疲れを取るはずの風呂なのに若干披露が増した瑛麻は大人しくフルーツ牛乳(普通サイズ)を片手にロビーのソファ席でぐったり気味だ。
あの露天風呂はすごかった。まだ内風呂の水鉄砲隊やアヒル隊の方がマシだったと思う瑛麻だ。
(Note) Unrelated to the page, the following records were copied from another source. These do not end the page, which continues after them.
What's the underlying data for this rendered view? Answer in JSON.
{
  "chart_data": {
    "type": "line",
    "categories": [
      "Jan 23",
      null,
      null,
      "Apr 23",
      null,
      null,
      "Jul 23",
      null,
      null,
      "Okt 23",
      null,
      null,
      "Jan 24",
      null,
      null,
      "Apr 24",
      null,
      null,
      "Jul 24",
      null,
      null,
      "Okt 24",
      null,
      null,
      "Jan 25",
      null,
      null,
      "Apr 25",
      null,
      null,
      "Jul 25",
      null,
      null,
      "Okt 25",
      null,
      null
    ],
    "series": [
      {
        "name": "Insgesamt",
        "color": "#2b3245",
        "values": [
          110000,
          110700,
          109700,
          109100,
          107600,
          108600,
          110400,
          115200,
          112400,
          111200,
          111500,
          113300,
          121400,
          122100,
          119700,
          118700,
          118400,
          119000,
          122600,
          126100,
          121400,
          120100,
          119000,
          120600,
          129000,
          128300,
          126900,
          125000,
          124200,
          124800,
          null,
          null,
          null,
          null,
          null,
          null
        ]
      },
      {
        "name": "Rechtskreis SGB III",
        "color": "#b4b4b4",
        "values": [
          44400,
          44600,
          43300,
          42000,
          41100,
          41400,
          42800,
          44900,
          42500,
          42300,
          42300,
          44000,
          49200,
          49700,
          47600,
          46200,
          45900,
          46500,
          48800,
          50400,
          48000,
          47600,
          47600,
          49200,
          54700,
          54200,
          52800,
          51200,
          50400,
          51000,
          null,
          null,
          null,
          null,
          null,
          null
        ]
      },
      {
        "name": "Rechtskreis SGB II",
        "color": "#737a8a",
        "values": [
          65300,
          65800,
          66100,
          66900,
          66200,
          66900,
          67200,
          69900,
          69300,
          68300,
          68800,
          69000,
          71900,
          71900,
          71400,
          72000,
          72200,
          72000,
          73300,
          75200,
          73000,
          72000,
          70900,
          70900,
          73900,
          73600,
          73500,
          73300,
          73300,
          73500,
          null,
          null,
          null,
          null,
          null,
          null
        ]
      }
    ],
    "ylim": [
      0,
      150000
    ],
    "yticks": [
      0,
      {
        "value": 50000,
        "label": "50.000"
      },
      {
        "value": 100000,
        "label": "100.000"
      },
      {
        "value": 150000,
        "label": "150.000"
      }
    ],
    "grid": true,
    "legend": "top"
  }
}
「無害だが視覚の暴力だからなあれ。俺が言えた義理じゃないが」
「全裸で整列しての合唱は見応えがねえ。違う意味で」

知ってたなら教えてほしい。
いや、それよりも浴衣とバスローブで並ばれてもまた瑛麻の疲労が増すじゃないか。

本当に地味なのは瑛麻だけで、ここの奴らはパジャマにどんだけ気合いを入れてるんだと叫びたい。
ロビーには瑛麻達の他にも風呂上がりで寛ぐ奴らが多く、野郎のパジャマなんて、と言う以前の問題になっている。

会長の浴衣はまだ大人しい方だった。
派手な甚平に着ぐるみ、どうしてだかパンツ一丁の奴らも多く、それはどう見てもネグリジェだろう奴らも若干名。見たくない。
そして、ロビーにいる事での注目度が高くなってうざい。
確かに会長の浴衣姿もサチのうさ耳パジャマも素晴らしいと思う。兄弟揃って見事だ。が、一緒に瑛麻まで注目されても困る。

「じゃ、俺そろそろ戻るわ」

飲み終わったフルーツ牛乳をゴミ箱に放り投げながらひらひらと手を振れば、全員から年寄りっぽいと突っ込まれて本当に年寄りになった気分の瑛麻だった。